Has it really been more than a year since we held our unijam consultation? You probably think that life has moved at a rapid pace since then, and it has, but we have already started transforming the University by doing what we said we’d do. And we’ve done it very successfully so far.

In our strategic plan, Crossing the Horizon, we laid out the actions we would take between now and 2018, and we have already begun to deliver.

We promised enhanced educational offerings and an outstanding student experience. An important part of that is to give students exposure to the professional environments where they will eventually have careers.

To deliver on this we have developed some powerful new partnerships with industry that will open opportunities for students to innovate, to engage with and to learn from the kind of industries where they will eventually work.

Our partnership with global IT company Hewlett-Packard will provide not only a new degree program with a pathway to internship for our students, but also a unique physical environment where students, graduates, commercialisation experts and industry will have opportunities to explore new ideas for business and products. It will act as an incubator for new small to medium enterprises and a pipeline for the commercialisation of new innovations.

We also partnered with Hills Limited to put South Australia at the forefront of innovative product design and technology expertise for a wide range of industries, from aged care and health, to security and safety.

And while we’re looking for bright ideas from students, we’re backing this up with investment. A new initiative developed by UniSA and the South Australian Government will help students translate their ideas into new business opportunities.

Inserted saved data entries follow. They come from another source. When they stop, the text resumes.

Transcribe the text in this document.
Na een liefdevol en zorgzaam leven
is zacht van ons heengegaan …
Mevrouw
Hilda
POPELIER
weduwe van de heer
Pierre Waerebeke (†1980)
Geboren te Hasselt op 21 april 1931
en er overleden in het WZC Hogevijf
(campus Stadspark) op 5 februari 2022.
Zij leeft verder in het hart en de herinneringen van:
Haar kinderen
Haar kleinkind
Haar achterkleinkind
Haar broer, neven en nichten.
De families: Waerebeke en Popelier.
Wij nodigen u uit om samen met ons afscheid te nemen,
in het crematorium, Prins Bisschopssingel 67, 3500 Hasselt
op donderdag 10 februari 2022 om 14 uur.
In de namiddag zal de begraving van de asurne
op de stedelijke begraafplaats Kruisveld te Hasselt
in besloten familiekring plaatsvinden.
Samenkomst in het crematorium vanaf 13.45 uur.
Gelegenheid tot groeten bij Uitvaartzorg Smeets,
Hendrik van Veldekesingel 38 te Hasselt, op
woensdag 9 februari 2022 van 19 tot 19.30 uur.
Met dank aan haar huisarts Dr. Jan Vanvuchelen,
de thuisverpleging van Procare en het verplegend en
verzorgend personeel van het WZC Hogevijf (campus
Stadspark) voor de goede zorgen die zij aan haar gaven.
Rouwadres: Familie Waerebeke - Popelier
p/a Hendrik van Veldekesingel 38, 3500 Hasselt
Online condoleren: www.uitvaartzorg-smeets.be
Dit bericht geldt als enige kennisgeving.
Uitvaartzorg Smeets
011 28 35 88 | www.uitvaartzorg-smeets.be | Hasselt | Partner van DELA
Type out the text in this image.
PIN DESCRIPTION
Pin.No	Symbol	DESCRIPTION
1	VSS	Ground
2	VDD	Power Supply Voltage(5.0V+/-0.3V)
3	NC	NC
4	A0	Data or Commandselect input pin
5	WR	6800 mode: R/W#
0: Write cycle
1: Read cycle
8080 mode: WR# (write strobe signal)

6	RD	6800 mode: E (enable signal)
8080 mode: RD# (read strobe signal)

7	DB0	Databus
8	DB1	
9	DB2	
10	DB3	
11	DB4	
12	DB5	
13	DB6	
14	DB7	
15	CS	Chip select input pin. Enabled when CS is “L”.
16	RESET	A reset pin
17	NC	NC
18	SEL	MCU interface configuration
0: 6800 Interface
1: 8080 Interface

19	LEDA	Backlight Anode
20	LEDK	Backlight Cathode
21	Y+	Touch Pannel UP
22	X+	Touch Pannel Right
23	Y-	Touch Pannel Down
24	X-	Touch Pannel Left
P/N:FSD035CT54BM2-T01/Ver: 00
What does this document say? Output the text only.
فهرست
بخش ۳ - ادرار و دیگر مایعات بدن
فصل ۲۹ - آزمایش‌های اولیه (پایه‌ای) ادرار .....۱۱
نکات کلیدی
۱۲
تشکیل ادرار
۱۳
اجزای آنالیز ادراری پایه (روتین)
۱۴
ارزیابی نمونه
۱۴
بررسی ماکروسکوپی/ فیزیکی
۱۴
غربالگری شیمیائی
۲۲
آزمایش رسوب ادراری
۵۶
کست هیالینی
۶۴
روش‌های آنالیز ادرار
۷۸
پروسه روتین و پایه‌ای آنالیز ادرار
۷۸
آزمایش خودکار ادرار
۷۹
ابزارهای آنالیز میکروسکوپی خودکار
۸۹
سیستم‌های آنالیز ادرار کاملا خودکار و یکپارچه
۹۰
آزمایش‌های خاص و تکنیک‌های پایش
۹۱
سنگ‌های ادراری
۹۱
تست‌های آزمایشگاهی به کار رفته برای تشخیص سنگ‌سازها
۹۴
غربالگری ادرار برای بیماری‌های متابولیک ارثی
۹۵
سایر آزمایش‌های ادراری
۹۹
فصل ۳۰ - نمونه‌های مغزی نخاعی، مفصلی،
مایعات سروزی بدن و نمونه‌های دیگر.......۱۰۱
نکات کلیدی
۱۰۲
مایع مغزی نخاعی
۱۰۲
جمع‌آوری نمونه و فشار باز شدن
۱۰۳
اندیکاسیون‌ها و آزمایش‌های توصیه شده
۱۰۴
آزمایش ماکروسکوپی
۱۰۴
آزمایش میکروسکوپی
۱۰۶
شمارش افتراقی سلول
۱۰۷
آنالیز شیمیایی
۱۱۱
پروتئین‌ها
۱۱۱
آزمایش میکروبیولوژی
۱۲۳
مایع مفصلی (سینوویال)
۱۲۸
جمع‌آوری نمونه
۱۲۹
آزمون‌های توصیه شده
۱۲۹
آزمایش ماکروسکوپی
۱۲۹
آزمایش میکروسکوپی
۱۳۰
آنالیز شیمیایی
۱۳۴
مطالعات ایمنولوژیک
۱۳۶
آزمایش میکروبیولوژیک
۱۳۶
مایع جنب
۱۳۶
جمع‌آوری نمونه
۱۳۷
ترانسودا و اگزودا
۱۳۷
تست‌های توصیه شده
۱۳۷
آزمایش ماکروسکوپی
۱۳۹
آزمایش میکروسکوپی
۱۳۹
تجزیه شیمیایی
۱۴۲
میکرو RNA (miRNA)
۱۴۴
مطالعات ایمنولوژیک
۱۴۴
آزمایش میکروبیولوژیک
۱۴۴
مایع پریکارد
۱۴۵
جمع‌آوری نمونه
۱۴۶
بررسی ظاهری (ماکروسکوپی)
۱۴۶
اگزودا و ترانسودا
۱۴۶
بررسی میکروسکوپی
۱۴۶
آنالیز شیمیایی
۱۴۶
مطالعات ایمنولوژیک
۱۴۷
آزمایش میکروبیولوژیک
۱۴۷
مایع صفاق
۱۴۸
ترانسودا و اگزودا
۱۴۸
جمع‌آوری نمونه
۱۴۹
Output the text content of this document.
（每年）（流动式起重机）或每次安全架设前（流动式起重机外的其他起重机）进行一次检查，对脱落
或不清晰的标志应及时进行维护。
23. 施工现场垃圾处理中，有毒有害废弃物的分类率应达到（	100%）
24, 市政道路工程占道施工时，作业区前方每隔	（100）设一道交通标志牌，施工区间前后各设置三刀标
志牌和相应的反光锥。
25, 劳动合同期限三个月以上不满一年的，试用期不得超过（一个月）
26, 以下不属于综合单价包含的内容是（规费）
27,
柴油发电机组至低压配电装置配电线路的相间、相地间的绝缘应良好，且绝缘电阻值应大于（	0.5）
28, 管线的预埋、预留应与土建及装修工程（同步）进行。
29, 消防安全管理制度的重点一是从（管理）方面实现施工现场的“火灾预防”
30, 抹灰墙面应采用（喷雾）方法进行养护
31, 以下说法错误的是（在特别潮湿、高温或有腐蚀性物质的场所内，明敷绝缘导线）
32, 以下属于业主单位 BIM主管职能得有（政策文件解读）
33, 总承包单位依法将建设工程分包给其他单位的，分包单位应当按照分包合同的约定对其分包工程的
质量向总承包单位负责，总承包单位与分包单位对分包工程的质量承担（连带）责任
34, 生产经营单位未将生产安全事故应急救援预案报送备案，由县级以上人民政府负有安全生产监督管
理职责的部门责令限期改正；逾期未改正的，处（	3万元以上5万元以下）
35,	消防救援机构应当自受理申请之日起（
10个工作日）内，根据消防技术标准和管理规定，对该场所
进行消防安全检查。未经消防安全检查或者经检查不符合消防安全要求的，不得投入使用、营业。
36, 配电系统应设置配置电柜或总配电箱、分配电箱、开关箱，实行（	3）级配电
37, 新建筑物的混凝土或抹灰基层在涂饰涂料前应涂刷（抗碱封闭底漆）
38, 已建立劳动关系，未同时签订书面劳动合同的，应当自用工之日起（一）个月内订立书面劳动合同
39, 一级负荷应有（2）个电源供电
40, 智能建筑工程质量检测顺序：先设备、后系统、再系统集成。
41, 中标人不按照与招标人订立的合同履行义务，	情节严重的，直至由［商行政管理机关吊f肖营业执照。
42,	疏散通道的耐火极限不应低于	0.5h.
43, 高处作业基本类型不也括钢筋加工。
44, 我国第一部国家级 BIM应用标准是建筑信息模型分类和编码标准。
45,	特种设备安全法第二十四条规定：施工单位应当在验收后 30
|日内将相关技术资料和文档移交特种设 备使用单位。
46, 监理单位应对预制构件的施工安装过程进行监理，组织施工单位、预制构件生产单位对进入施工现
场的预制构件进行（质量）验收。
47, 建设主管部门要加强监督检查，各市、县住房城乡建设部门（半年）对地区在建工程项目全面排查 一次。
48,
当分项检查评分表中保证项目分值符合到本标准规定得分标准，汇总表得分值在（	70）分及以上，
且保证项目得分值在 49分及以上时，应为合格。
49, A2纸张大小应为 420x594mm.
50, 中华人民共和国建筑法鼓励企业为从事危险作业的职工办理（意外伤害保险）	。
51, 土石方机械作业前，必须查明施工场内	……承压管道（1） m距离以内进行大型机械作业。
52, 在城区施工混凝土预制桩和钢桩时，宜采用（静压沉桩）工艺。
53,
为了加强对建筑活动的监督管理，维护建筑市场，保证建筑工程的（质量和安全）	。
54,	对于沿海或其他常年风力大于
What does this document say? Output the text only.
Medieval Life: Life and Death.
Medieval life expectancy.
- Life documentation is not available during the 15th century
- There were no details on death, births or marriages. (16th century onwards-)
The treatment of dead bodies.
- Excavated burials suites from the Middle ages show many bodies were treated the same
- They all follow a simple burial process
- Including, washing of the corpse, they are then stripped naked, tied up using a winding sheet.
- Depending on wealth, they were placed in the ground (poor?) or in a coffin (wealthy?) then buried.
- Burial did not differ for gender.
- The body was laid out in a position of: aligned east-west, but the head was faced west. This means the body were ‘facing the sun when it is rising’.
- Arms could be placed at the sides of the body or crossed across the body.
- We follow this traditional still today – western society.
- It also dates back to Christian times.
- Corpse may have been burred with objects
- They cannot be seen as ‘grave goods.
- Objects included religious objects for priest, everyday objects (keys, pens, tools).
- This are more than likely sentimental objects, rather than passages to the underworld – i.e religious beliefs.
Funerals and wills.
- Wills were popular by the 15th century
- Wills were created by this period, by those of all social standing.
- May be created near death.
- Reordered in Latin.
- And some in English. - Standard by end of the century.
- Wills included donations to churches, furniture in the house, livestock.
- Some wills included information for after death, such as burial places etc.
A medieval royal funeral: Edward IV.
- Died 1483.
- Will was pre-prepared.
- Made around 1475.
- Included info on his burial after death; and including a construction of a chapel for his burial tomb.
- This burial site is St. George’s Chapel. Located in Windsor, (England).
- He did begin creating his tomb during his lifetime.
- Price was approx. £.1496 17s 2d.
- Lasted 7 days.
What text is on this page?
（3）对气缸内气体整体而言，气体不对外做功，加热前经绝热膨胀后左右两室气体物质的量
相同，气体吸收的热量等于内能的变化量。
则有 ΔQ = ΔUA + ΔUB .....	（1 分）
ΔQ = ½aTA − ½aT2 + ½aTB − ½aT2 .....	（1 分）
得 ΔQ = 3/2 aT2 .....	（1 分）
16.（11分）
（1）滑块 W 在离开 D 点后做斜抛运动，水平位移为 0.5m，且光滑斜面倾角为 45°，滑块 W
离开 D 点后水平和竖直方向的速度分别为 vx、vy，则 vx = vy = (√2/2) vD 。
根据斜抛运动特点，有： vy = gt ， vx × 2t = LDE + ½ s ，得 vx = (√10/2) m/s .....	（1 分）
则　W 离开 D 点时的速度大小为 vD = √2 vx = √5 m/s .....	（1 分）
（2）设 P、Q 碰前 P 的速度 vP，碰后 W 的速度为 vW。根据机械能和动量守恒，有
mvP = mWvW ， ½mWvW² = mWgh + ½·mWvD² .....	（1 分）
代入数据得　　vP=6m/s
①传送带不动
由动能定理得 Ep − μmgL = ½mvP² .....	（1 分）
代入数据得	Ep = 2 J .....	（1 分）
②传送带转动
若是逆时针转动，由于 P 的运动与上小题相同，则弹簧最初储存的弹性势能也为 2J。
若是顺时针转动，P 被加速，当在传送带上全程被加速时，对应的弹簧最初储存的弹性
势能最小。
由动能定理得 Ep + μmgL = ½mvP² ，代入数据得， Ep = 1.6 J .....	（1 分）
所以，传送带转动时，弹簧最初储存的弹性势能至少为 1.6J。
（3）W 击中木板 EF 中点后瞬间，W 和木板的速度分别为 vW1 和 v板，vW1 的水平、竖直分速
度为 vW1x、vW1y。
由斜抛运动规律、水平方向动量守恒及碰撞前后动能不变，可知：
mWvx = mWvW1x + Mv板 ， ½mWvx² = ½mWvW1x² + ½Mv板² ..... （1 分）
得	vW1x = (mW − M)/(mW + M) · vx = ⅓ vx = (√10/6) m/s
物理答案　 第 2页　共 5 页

The new ‘Venture Catalyst’ program we have put in place will provide up to $50,000 in seed funding to individual student ventures selected by an independent external panel of successful entrepreneurs. This seed money and the advice that will accompany it will help translate those ideas towards developing a product, service or process and take it to market.

Another vital partnership cemented in the past year is the one we made with SA Pathology to create the Centre for Cancer Biology (CCB). The CCB will combine our multidisciplinary expertise in areas such as health sciences, drug delivery systems and nanotechnology in a partnership with Australia’s leading research centre in leukaemia, all based in phenomenal new facilities in the planned UniSA Health Innovation Building on North Terrace.

All these partnerships in their various ways will be of enormous benefit to our students, our community and the wider South Australian and national communities.

We promised transformational infrastructure that makes UniSA an inspiring place to work and study.

This is coming on-stream too. We opened the new Jeffrey Smart Building in late April, an $80 million student learning centre with eight floors of cutting-edge learning spaces and services. The building pioneers our ‘flipped classroom’ concept where students engage with their teachers, ready to learn. You can read more about the Jeffrey Smart Building – and the dynamic learning spaces it has – on the next page.

We promised to strengthen our position as the University of Choice for Aboriginal and Torres Strait Islander students by creating a safe environment for them to grow and learn and contribute to their communities. That process is underway.

Our Reconciliation Action Plan is a real and measurable set of actions that bring cultural change to the University.

We are the first university in Australia to make a formal commitment to reconciliation and to embed this in our core values.

Just some of the actions that we’re taking towards putting our Reconciliation Action Plan in place include installing an official Acknowledgement of Country on every campus to complement the existing reconciliation stones; commissioning a Kaurna shield for use at graduations; building an Aboriginal and Torres Strait Islander alumni association; establishing deeper working relationships with Aboriginal and Torres Strait Islander professional associations; updating our Indigenous employment strategy so that we reach our two per cent employment target; and using more Indigenous suppliers wherever we can.

When we brought you enterprise magazine in 2013, we were recovering from unijam and sifting through all the ideas that our community put forward. A few projects that stemmed directly from that consultation are already in place. Our free Campus Connector bus now runs on the hour between Magill and Mawson Lakes campuses, a huge help to those students who have programs across both campuses, and for staff too.

We prohibited smoking on all of our campuses on World No Tobacco Day (May 31). And we now have our new uni branded hoodies and T-shirts which are selling at a great rate. It’s great to see students on campus wearing the gear that they had input into designing and that says ‘I’m part of this place – and proud of it’.

We’ve even taken UniSA offshore with new programs being delivered through Hong Kong Baptist University and in July we launched a new UniSA-branded campus in the Singapore CBD at Orchard Gateway.

We said we’d be a university of enterprise: progressive, creative and innovative. We’re getting there and we’re attracting exactly the kind of attention we wanted.

Both the QS and the Times Higher Education World University Rankings place us as Australia’s youngest university in the top 50 of world universities under 50 years old. And we’re rapidly getting another sort of attention: as a smart, globally connected place to do business.

Inside this magazine you’ll see the reasons why UniSA deserves your attention, now and into the future. You’ll see some of the amazing breadth of work being undertaken at UniSA. You’ll see that we are committed to bringing together intellectual capital with creativity and innovation to work on projects that improve our local and global communities.